乳がんへのAC(アンソラサイクリンとサイクロフォスファミドを含む)療法に対する最適な制吐療法を探る臨床試験TTT試験について

順天堂大学医学部乳腺内分泌外科 齊藤 光江

医師主導の二重盲検比較試験を大学ならではのアカデミックな環境で実施したいと考え、多職種(医師・薬剤師・生物統計学者・データマネジャー・事務・看護師ら)の協力を得て、約2年の準備期間の後、ようやく実施にこぎつけました。更には多施設共同を目指して、目下協力機関を募っているところであります。

抗癌剤で治療をされる患者さんにとっては、抵抗力や体力が落ちる中、食欲までが落ちてしまう消化器症状の副作用は、大きな不安と体へのダメージを与えます。嘔気・嘔吐といった、ある種の抗癌剤には当然と思われていた副作用を可能な限り軽減させることは、まずは有効性を主眼に置いた抗癌剤の選択をせざるを得ない医療者にとって、次に果たさねばならない課題でありましょう。患者の心身を守るためでありますが、その中には副作用で苦しめないということのみならず、癌の脅威から守る意味でも抗癌剤の有効性をしっかり発揮させるためには、最適な量と投与間隔で、最適な期間、治療を継続する必要があり、その継続性を担保するということも含まれます。
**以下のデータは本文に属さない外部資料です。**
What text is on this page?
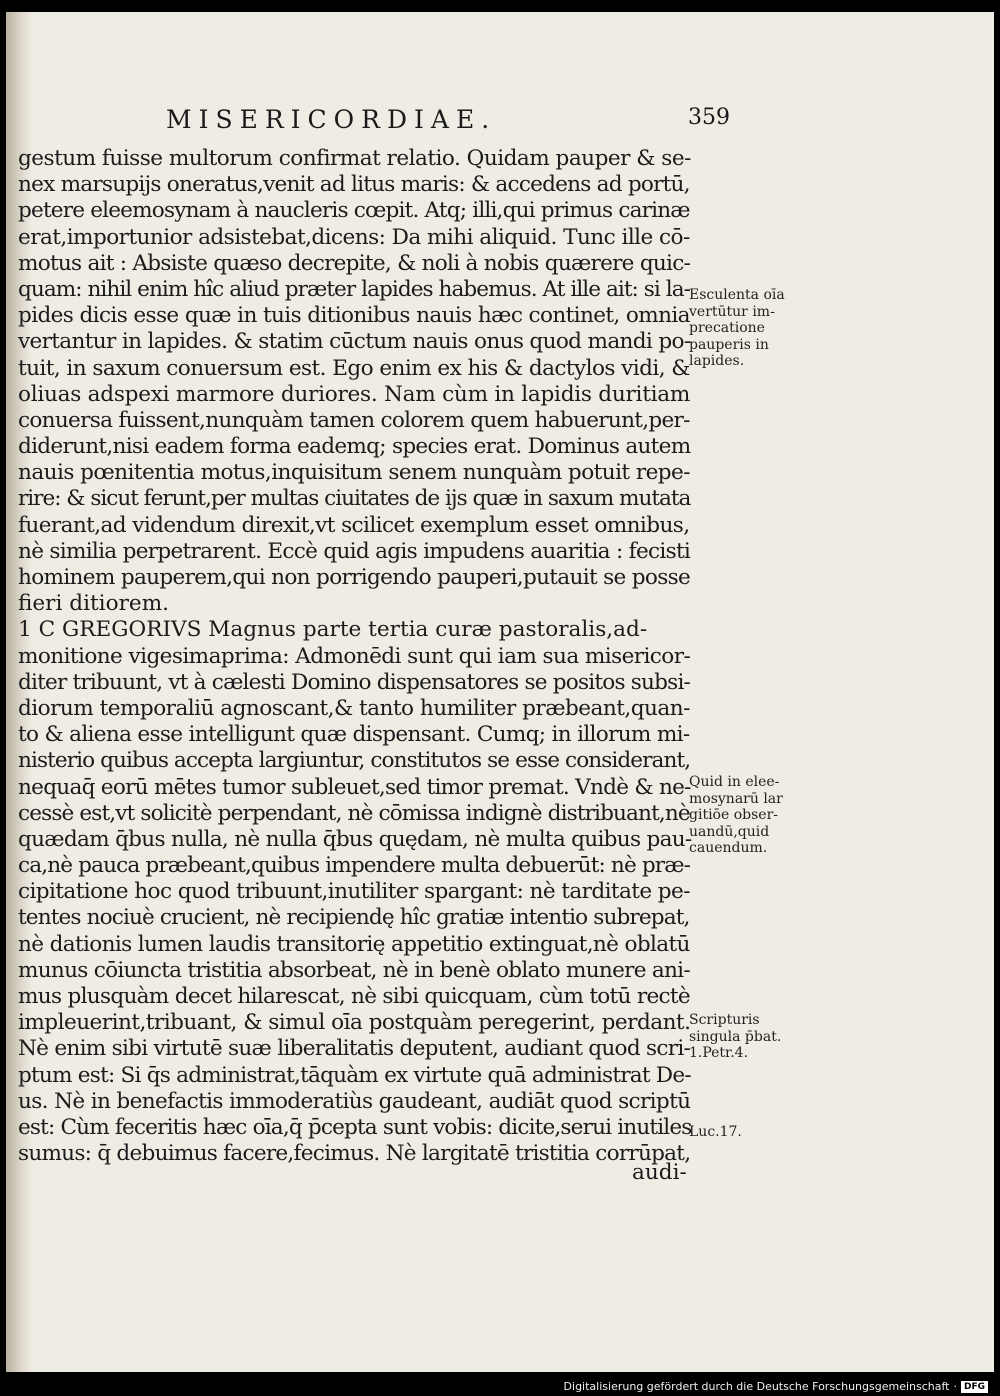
MISERICORDIAE.	359
gestum fuisse multorum confirmat relatio. Quidam pauper & se-
nex marsupijs oneratus,venit ad litus maris: & accedens ad portū,
petere eleemosynam à naucleris cœpit. Atq; illi,qui primus carinæ
erat,importunior adsistebat,dicens: Da mihi aliquid. Tunc ille cō-
motus ait : Absiste quæso decrepite, & noli à nobis quærere quic-
quam: nihil enim hîc aliud præter lapides habemus. At ille ait: si la-
pides dicis esse quæ in tuis ditionibus nauis hæc continet, omnia
vertantur in lapides. & statim cūctum nauis onus quod mandi po-
tuit, in saxum conuersum est. Ego enim ex his & dactylos vidi, &
oliuas adspexi marmore duriores. Nam cùm in lapidis duritiam
conuersa fuissent,nunquàm tamen colorem quem habuerunt,per-
diderunt,nisi eadem forma eademq; species erat. Dominus autem
nauis pœnitentia motus,inquisitum senem nunquàm potuit repe-
rire: & sicut ferunt,per multas ciuitates de ijs quæ in saxum mutata
fuerant,ad videndum direxit,vt scilicet exemplum esset omnibus,
nè similia perpetrarent. Eccè quid agis impudens auaritia : fecisti
hominem pauperem,qui non porrigendo pauperi,putauit se posse
fieri ditiorem.
1 C GREGORIVS Magnus parte tertia curæ pastoralis,ad-
monitione vigesimaprima: Admonēdi sunt qui iam sua misericor-
diter tribuunt, vt à cælesti Domino dispensatores se positos subsi-
diorum temporaliū agnoscant,& tanto humiliter præbeant,quan-
to & aliena esse intelligunt quæ dispensant. Cumq; in illorum mi-
nisterio quibus accepta largiuntur, constitutos se esse considerant,
nequaq̄ eorū mētes tumor subleuet,sed timor premat. Vndè & ne-
cessè est,vt solicitè perpendant, nè cōmissa indignè distribuant,nè
quædam q̄bus nulla, nè nulla q̄bus quędam, nè multa quibus pau-
ca,nè pauca præbeant,quibus impendere multa debuerūt: nè præ-
cipitatione hoc quod tribuunt,inutiliter spargant: nè tarditate pe-
tentes nociuè crucient, nè recipiendę hîc gratiæ intentio subrepat,
nè dationis lumen laudis transitorię appetitio extinguat,nè oblatū
munus cōiuncta tristitia absorbeat, nè in benè oblato munere ani-
mus plusquàm decet hilarescat, nè sibi quicquam, cùm totū rectè
impleuerint,tribuant, & simul oīa postquàm peregerint, perdant.
Nè enim sibi virtutē suæ liberalitatis deputent, audiant quod scri-
ptum est: Si q̄s administrat,tāquàm ex virtute quā administrat De-
us. Nè in benefactis immoderatiùs gaudeant, audiāt quod scriptū
est: Cùm feceritis hæc oīa,q̄ p̄cepta sunt vobis: dicite,serui inutiles
sumus: q̄ debuimus facere,fecimus. Nè largitatē tristitia corrūpat,
Esculenta oīa
vertūtur im-
precatione
pauperis in
lapides.
Quid in elee-
mosynarū lar
gitiōe obser-
uandū,quid
cauendum.
Scripturis
singula p̄bat.
1.Petr.4.
Luc.17.
audi-
Digitalisierung gefördert durch die Deutsche Forschungsgemeinschaft · DFG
AC療法で推奨されている3種類の制吐剤併用療法は、それを一切使わないと9割が吐くという状況を、逆に9割の患者に経験させないところまで改善したとされています。しかし、課題は嘔気であります。客観的な尺度開発が難しい症状にて、正確な把握がされにくいのです。特に遅発期(抗癌剤投与から24時間以上経過してから)の嘔気は、その制御が未解決の課題であるとされています。3剤併用療法の中でセロトニン受容体拮抗剤においては第一世代と第二世代が推奨レベルが同じでありますが、1剤や2剤投与療法の中では、第二世代の優越性が証明されています。我々は、これらの状況を鑑み、AC療法における3剤併用制吐療法の中での最適療法を探り、また嘔気やその結果として起こり得る二次的な副作用の実情を既存の尺度と症状日誌、食事量、体重、生化学データなどから分析する臨床試験TTT(Trial for Triplet Antiemetic Therapy)を立ち上げたので、ここに紹介させていただきます。